Les AmBD : Pour terminer, pourrais-tu nous confier ton tout premier souvenir de BD?
Philippe Pelaez : Quand je remonte à mes premiers souvenirs de livres, je ne vois pas pas de BD mais plutôt des classiques de la littérature comme Victor Hugo ou Balzac. A 6 ans, j’avais lu l’intégrale de Voltaire et de Chateaubriand. J’adore aussi Racine, je trouve que c’est du miel pour l’oreille… Mes souvenirs BD sont également des classiques. Dans les années 70, j‘ai lu Tintin, Astérix, Lucky Luke parce qu’on me les avait offerts. Je me suis vite tourné vers Thorgal, Blueberry et Michel Vaillant.
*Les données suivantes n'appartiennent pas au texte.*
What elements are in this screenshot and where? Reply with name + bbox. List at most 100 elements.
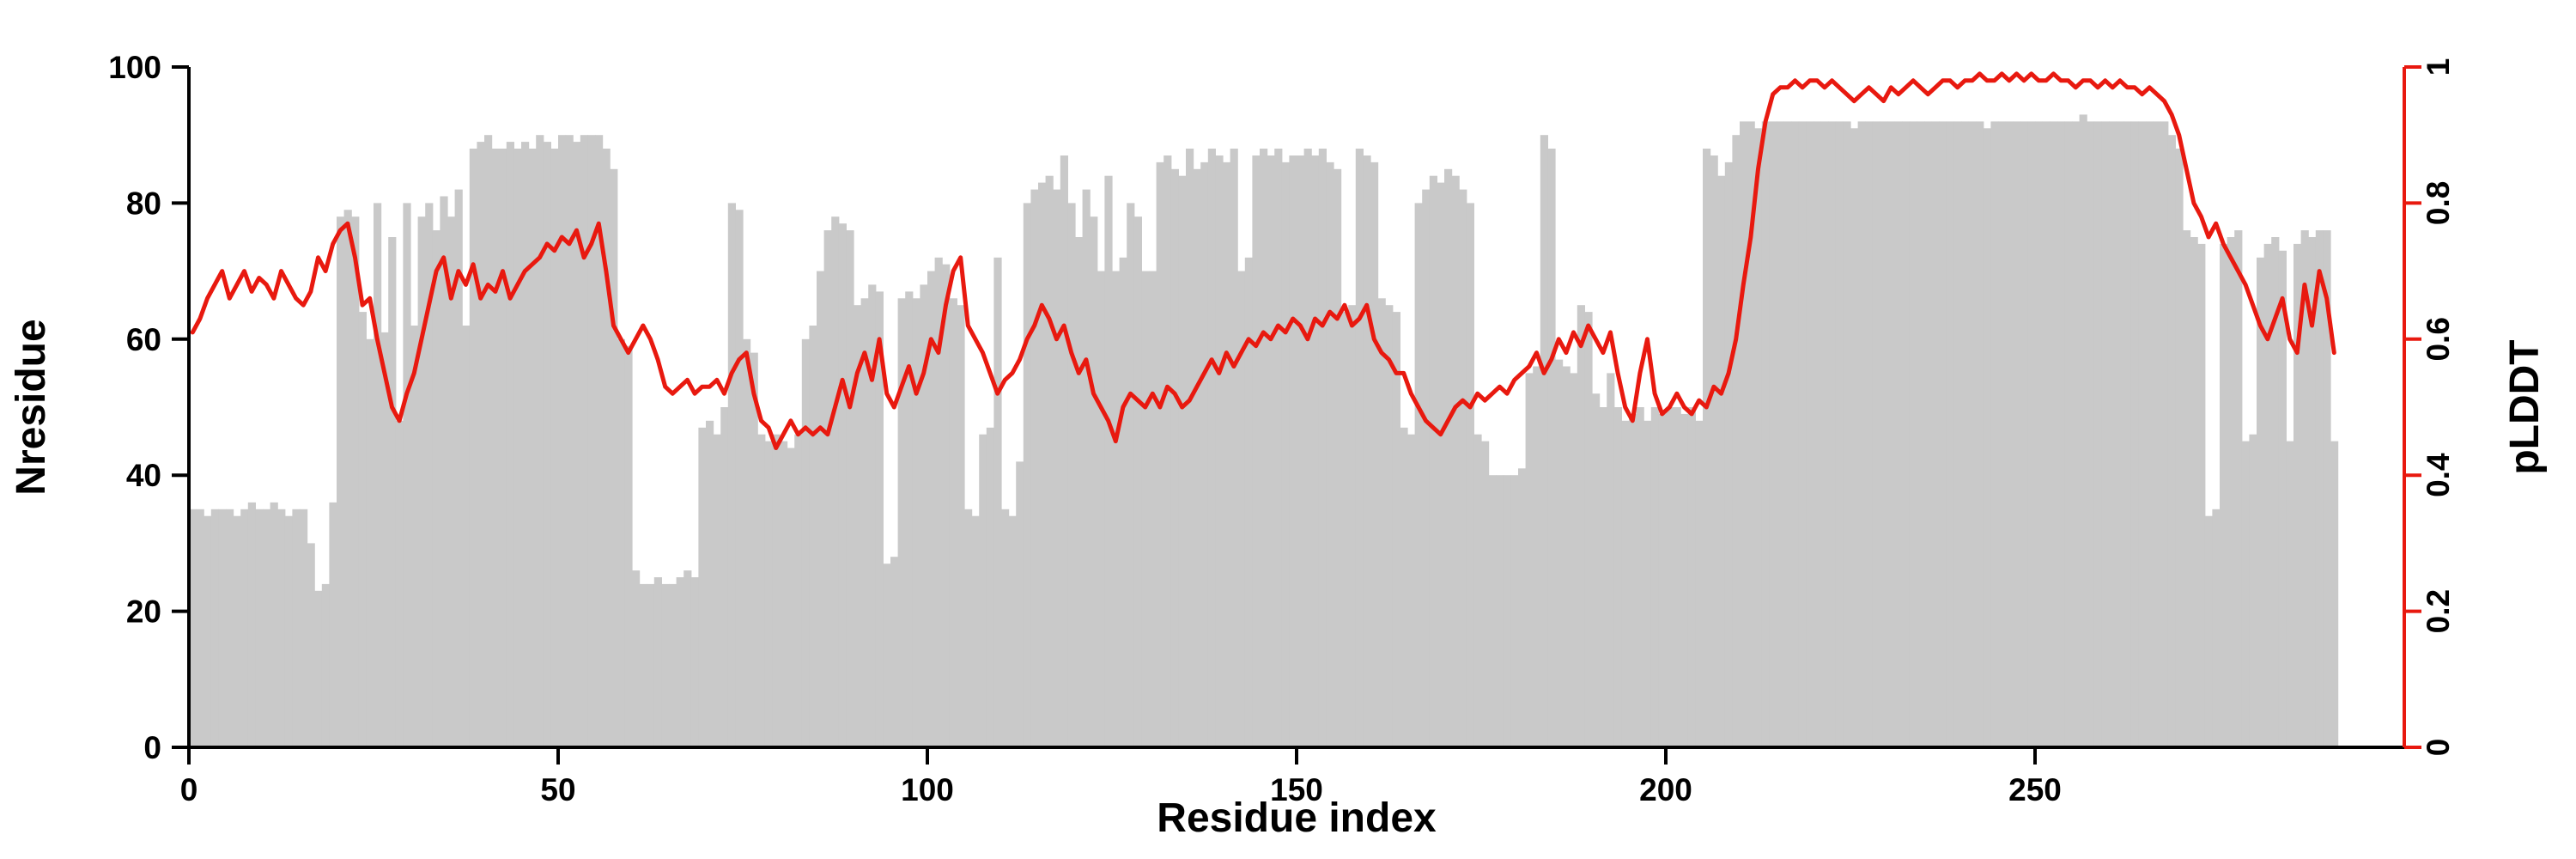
nresidue-bar [2167,135,2176,747]
nresidue-bar [743,338,751,747]
nresidue-bar [1599,407,1607,747]
nresidue-bar [536,135,544,747]
nresidue-bar [1355,149,1364,747]
nresidue-bar [1946,121,1954,747]
y-axis-left-title: Nresidue [9,319,54,495]
nresidue-bar [462,326,471,747]
nresidue-bar [388,237,397,747]
nresidue-bar [979,434,987,747]
nresidue-bar [403,203,411,747]
nresidue-bar [1067,203,1076,747]
nresidue-bar [2027,121,2036,747]
nresidue-bar [1503,475,1511,747]
nresidue-bar [1274,149,1283,747]
plddt-line-series [190,71,2336,450]
nresidue-bar [477,142,485,748]
nresidue-bar [823,230,832,748]
nresidue-bar [1924,121,1933,747]
x-axis-tick-label: 50 [540,772,575,807]
nresidue-bar [196,509,204,747]
nresidue-bar [1843,121,1851,747]
nresidue-bar [2101,121,2110,747]
y-axis-left-tick-label: 100 [108,50,161,85]
nresidue-bar [2212,509,2221,747]
nresidue-bar [1303,149,1312,747]
nresidue-bar [2109,121,2117,747]
nresidue-bar [1828,121,1837,747]
nresidue-bar [794,434,803,747]
y-axis-right-tick-label: 0.2 [2421,589,2456,633]
nresidue-bar [854,305,862,747]
nresidue-bar [1621,420,1630,747]
nresidue-bar [1451,175,1460,747]
nresidue-bar [469,149,477,747]
nresidue-bar [809,326,817,747]
nresidue-bar [447,216,456,747]
nresidue-bar [1613,407,1622,747]
nresidue-bar [1496,475,1504,747]
nresidue-bar [321,583,330,747]
nresidue-bar [1481,441,1490,747]
nresidue-bar [912,298,920,747]
nresidue-bar [2138,121,2147,747]
nresidue-bar [927,271,936,748]
nresidue-bar [2130,121,2139,747]
nresidue-bar [1724,161,1733,747]
nresidue-bar [410,326,419,747]
nresidue-bar [595,135,604,747]
nresidue-bar [1149,271,1157,748]
x-axis-tick-label: 250 [2008,772,2062,807]
nresidue-bar [263,509,271,747]
nresidue-bar [2050,121,2058,747]
plddt-polyline [190,71,2336,450]
nresidue-bar [1186,149,1194,747]
nresidue-bar [1783,121,1792,747]
nresidue-bar [374,203,382,747]
nresidue-bar [1260,149,1268,747]
nresidue-bar [2020,121,2028,747]
nresidue-bar [698,427,707,747]
nresidue-bar [2220,243,2228,747]
nresidue-bar [1658,413,1667,747]
nresidue-bar [204,515,212,747]
nresidue-bar [1008,515,1017,747]
nresidue-bar [454,189,463,748]
nresidue-bar [2308,237,2317,747]
nresidue-bar [1976,121,1984,747]
nresidue-bar [499,149,507,747]
nresidue-bar [602,149,611,747]
nresidue-bar [1466,203,1474,747]
nresidue-bar [1540,135,1548,747]
nresidue-bar [425,203,434,747]
x-axis-tick-label: 200 [1639,772,1692,807]
nresidue-bar [610,168,618,748]
nresidue-bar [1510,475,1519,747]
nresidue-bar [1798,121,1807,747]
nresidue-bar [2263,243,2272,747]
nresidue-bar [210,509,219,747]
nresidue-bar [1629,413,1637,747]
nresidue-bar [750,352,758,747]
nresidue-bar [358,312,367,747]
nresidue-bar [565,135,574,747]
y-axis-right-tick-label: 0.4 [2421,453,2456,497]
nresidue-bar [890,557,899,747]
nresidue-bar [1791,121,1800,747]
nresidue-bar [1525,373,1534,747]
nresidue-bar [1459,189,1467,748]
nresidue-bar [971,515,980,747]
nresidue-bar [2013,121,2021,747]
nresidue-bar [780,441,788,747]
nresidue-bar [1968,121,1977,747]
nresidue-bar [1053,189,1061,748]
nresidue-bar [528,149,537,747]
nresidue-bar [706,420,714,747]
nresidue-bar [846,230,854,748]
nresidue-bar [964,509,973,747]
nresidue-bar [1193,168,1201,748]
y-axis-right-title: pLDDT [2502,339,2548,474]
nresidue-bar [757,434,766,747]
nresidue-bar [1244,257,1253,747]
nresidue-bar [2035,121,2044,747]
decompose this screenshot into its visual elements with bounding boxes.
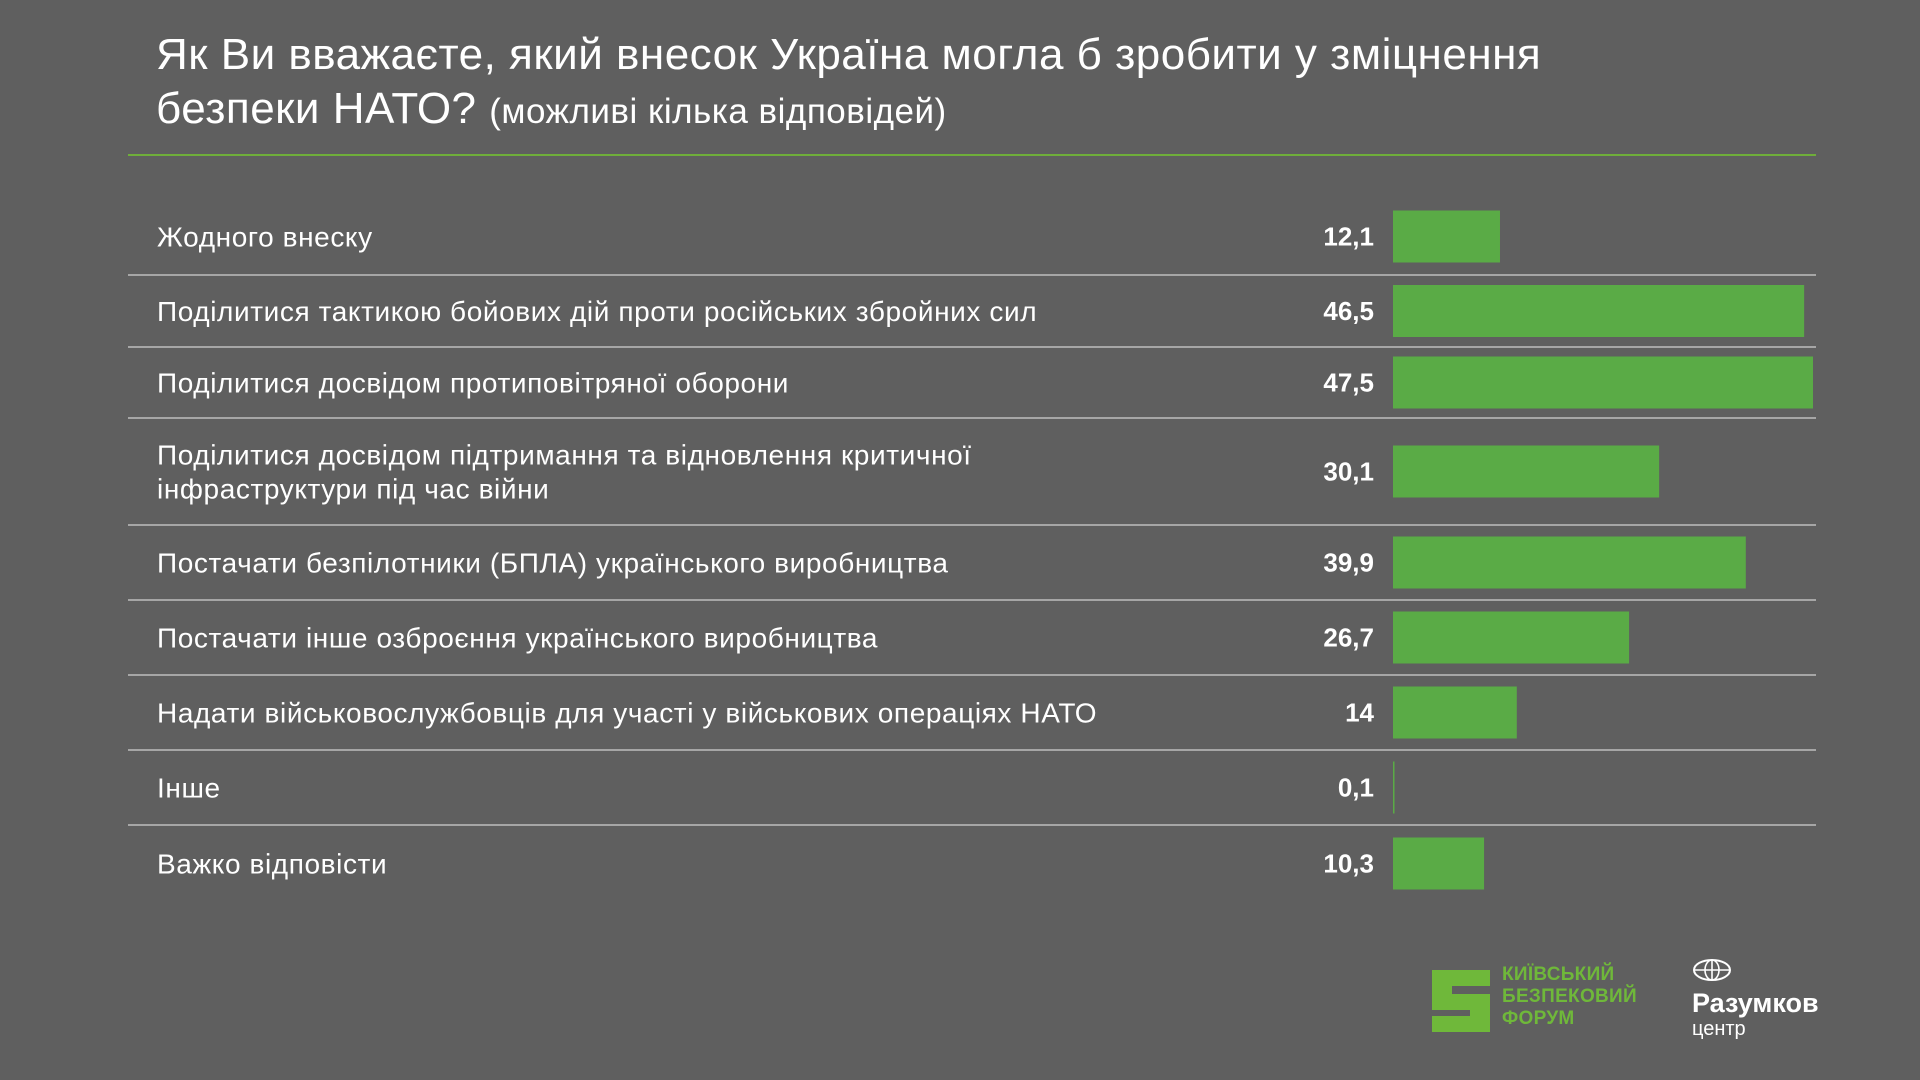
bar-8 bbox=[1393, 837, 1485, 890]
bar-6 bbox=[1393, 686, 1517, 739]
value-label-3: 30,1 bbox=[1323, 457, 1374, 487]
value-label-5: 26,7 bbox=[1323, 623, 1374, 653]
category-label-line: Постачати безпілотники (БПЛА) українсько… bbox=[157, 548, 949, 579]
category-label-line: Поділитися тактикою бойових дій проти ро… bbox=[157, 296, 1037, 327]
razumkov-logo-name: Разумков bbox=[1692, 988, 1819, 1018]
category-label-line: Поділитися досвідом підтримання та відно… bbox=[157, 440, 972, 471]
value-label-4: 39,9 bbox=[1323, 548, 1374, 578]
category-label-line: Важко відповісти bbox=[157, 849, 387, 880]
category-label-1: Поділитися тактикою бойових дій проти ро… bbox=[157, 296, 1037, 327]
category-label-line: Поділитися досвідом протиповітряної обор… bbox=[157, 368, 789, 399]
category-label-line: Постачати інше озброєння українського ви… bbox=[157, 623, 878, 654]
value-label-2: 47,5 bbox=[1323, 368, 1374, 398]
bar-5 bbox=[1393, 611, 1630, 664]
kbf-logo-text: КИЇВСЬКИЙ БЕЗПЕКОВИЙ ФОРУМ bbox=[1502, 964, 1637, 1030]
value-label-7: 0,1 bbox=[1338, 773, 1374, 803]
value-label-0: 12,1 bbox=[1323, 222, 1374, 252]
globe-icon bbox=[1693, 959, 1731, 981]
category-label-5: Постачати інше озброєння українського ви… bbox=[157, 623, 878, 654]
kbf-line-1: КИЇВСЬКИЙ bbox=[1502, 964, 1615, 985]
kbf-line-2: БЕЗПЕКОВИЙ bbox=[1502, 986, 1637, 1007]
category-label-8: Важко відповісти bbox=[157, 849, 387, 880]
razumkov-logo-sub: центр bbox=[1692, 1018, 1746, 1040]
value-label-1: 46,5 bbox=[1323, 296, 1374, 326]
category-label-line: Надати військовослужбовців для участі у … bbox=[157, 698, 1097, 729]
value-label-6: 14 bbox=[1345, 698, 1374, 728]
bar-1 bbox=[1393, 285, 1805, 337]
title-main: Як Ви вважаєте, який внесок Україна могл… bbox=[156, 30, 1542, 133]
category-label-line: Інше bbox=[157, 773, 221, 804]
kbf-line-3: ФОРУМ bbox=[1502, 1008, 1575, 1029]
page-title: Як Ви вважаєте, який внесок Україна могл… bbox=[156, 28, 1656, 139]
category-label-6: Надати військовослужбовців для участі у … bbox=[157, 698, 1097, 729]
kbf-s-icon bbox=[1432, 970, 1490, 1032]
bar-3 bbox=[1393, 445, 1660, 498]
title-divider bbox=[128, 154, 1816, 156]
category-label-line: інфраструктури під час війни bbox=[157, 474, 549, 505]
category-label-3: Поділитися досвідом підтримання та відно… bbox=[157, 440, 972, 505]
category-label-7: Інше bbox=[157, 773, 221, 804]
category-label-line: Жодного внеску bbox=[157, 222, 373, 253]
category-label-2: Поділитися досвідом протиповітряної обор… bbox=[157, 368, 789, 399]
category-label-4: Постачати безпілотники (БПЛА) українсько… bbox=[157, 548, 949, 579]
bar-0 bbox=[1393, 210, 1500, 263]
bar-7 bbox=[1393, 761, 1395, 814]
bar-4 bbox=[1393, 536, 1746, 589]
category-label-0: Жодного внеску bbox=[157, 222, 373, 253]
bar-2 bbox=[1393, 356, 1813, 409]
title-note: (можливі кілька відповідей) bbox=[489, 92, 947, 131]
value-label-8: 10,3 bbox=[1323, 849, 1374, 879]
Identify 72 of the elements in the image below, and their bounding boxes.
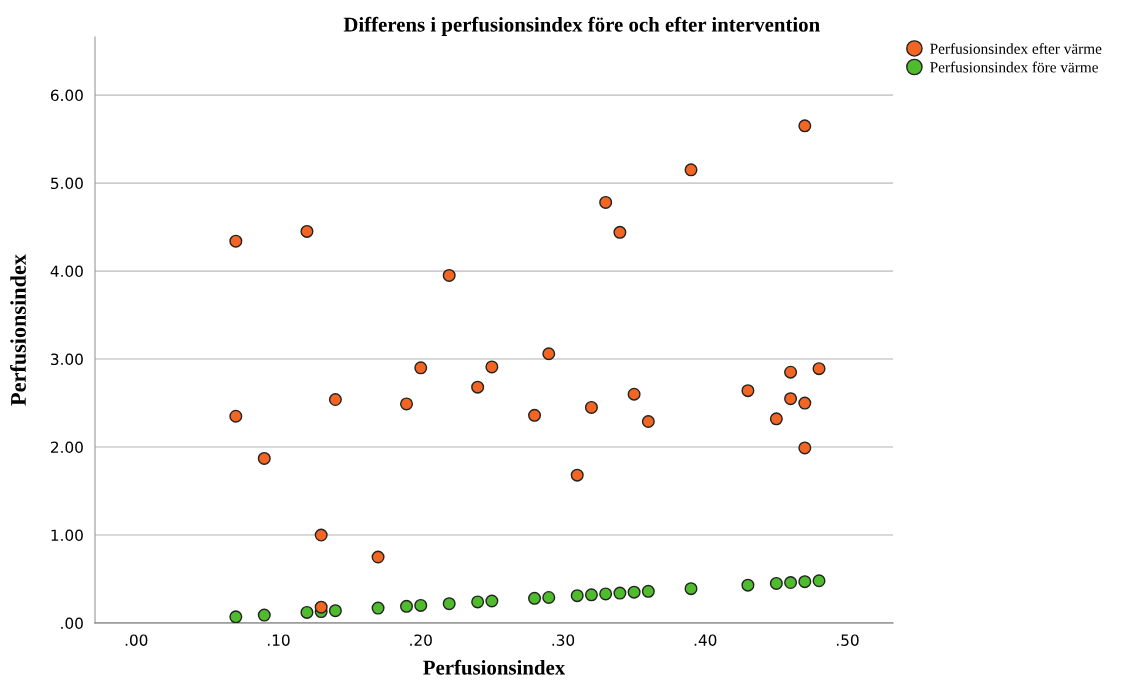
point — [798, 396, 812, 410]
point — [371, 550, 385, 564]
point — [257, 451, 271, 465]
point — [613, 225, 627, 239]
point — [300, 224, 314, 238]
point — [328, 393, 342, 407]
x-tick-label: .20 — [410, 634, 432, 646]
point — [599, 195, 613, 209]
point — [627, 585, 641, 599]
point — [812, 574, 826, 588]
point — [229, 234, 243, 248]
point — [485, 594, 499, 608]
chart-title: Differens i perfusionsindex före och efter intervention — [343, 16, 820, 36]
point — [528, 591, 542, 605]
point — [314, 600, 328, 614]
point — [570, 468, 584, 482]
point — [584, 400, 598, 414]
point — [812, 362, 826, 376]
point — [684, 582, 698, 596]
point — [400, 397, 414, 411]
point — [798, 119, 812, 133]
point — [798, 441, 812, 455]
legend-label: Perfusionsindex efter värme — [930, 43, 1102, 54]
point — [414, 361, 428, 375]
point — [784, 392, 798, 406]
y-tick-label: 6.00 — [50, 89, 83, 102]
point — [684, 163, 698, 177]
y-tick-label: 1.00 — [51, 529, 83, 542]
x-tick-label: .00 — [125, 634, 148, 646]
point — [641, 584, 655, 598]
point — [627, 387, 641, 401]
y-axis-title: Perfusionsindex — [10, 254, 26, 406]
legend-label: Perfusionsindex före värme — [930, 61, 1098, 73]
point — [314, 528, 328, 542]
point — [613, 586, 627, 600]
point — [442, 597, 456, 611]
point — [528, 408, 542, 422]
point — [229, 610, 243, 623]
point — [584, 588, 598, 602]
y-tick-label: 3.00 — [51, 353, 83, 366]
x-tick-label: .50 — [836, 634, 859, 646]
point — [257, 608, 271, 622]
point — [599, 587, 613, 601]
point — [471, 380, 485, 394]
point — [641, 415, 655, 429]
y-tick-label: 4.00 — [50, 265, 83, 278]
y-tick-label: 5.00 — [51, 177, 83, 190]
x-tick-label: .40 — [694, 634, 717, 646]
point — [300, 605, 314, 619]
point — [400, 599, 414, 613]
y-tick-label: 2.00 — [50, 441, 83, 454]
point — [784, 576, 798, 590]
point — [471, 595, 485, 609]
point — [371, 601, 385, 615]
point — [542, 590, 556, 604]
x-tick-label: .10 — [267, 634, 290, 646]
point — [769, 412, 783, 426]
point — [769, 576, 783, 590]
y-tick-label: .00 — [61, 617, 83, 630]
point — [741, 384, 755, 398]
point — [414, 598, 428, 612]
x-axis-title: Perfusionsindex — [423, 659, 566, 675]
point — [485, 360, 499, 374]
point — [229, 409, 243, 423]
point — [542, 347, 556, 361]
point — [741, 578, 755, 592]
point — [328, 604, 342, 618]
x-tick-label: .30 — [552, 634, 575, 646]
point — [784, 365, 798, 379]
point — [798, 575, 812, 589]
point — [442, 268, 456, 282]
point — [570, 589, 584, 603]
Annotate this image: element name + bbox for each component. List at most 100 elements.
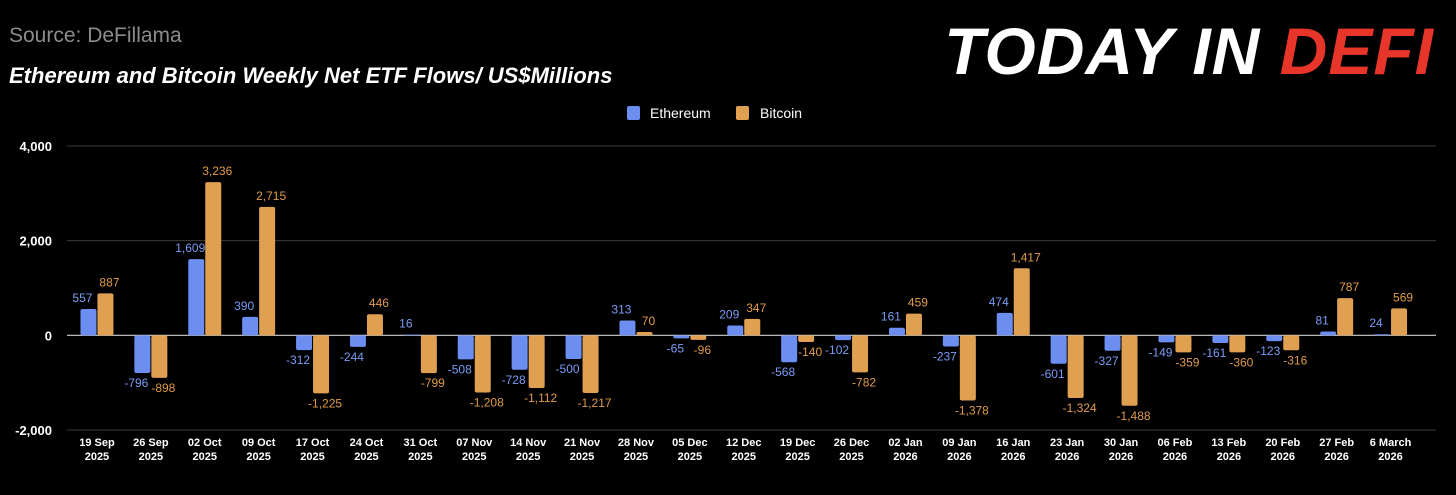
x-tick-label: 30 Jan — [1104, 437, 1139, 449]
x-tick-label: 06 Feb — [1158, 437, 1193, 449]
data-label-bitcoin: -1,488 — [1117, 409, 1151, 423]
x-tick-label: 31 Oct — [404, 437, 438, 449]
bar-bitcoin — [366, 314, 383, 336]
data-label-ethereum: 24 — [1369, 316, 1383, 330]
data-label-ethereum: -601 — [1041, 367, 1065, 381]
x-tick-label-year: 2025 — [570, 451, 594, 463]
x-tick-label-year: 2025 — [624, 451, 648, 463]
x-tick-label-year: 2026 — [1378, 451, 1402, 463]
bar-bitcoin — [636, 332, 653, 336]
y-tick-label: 4,000 — [19, 139, 52, 154]
data-label-ethereum: -327 — [1095, 354, 1119, 368]
data-label-ethereum: 161 — [881, 310, 901, 324]
bar-ethereum — [1158, 335, 1175, 343]
x-tick-label: 20 Feb — [1265, 437, 1300, 449]
x-tick-label-year: 2025 — [139, 451, 163, 463]
x-tick-label-year: 2025 — [354, 451, 378, 463]
x-tick-label-year: 2025 — [516, 451, 540, 463]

Comme en littérature ou au cinéma, mes lectures BD étaient très éclectiques. Je suis un boulimique de tout et j’ai toujours envie d’explorer de nouveaux territoires. Ce qui rejoint d’ailleurs ma réponse à ta deuxième question. J’écris des choses très différentes pour sortir de ma zone de confort et de toujours me remettre en question. Je ne veux pas être catalogué et je souhaite garder un spectre d’inspiration le plus large possible.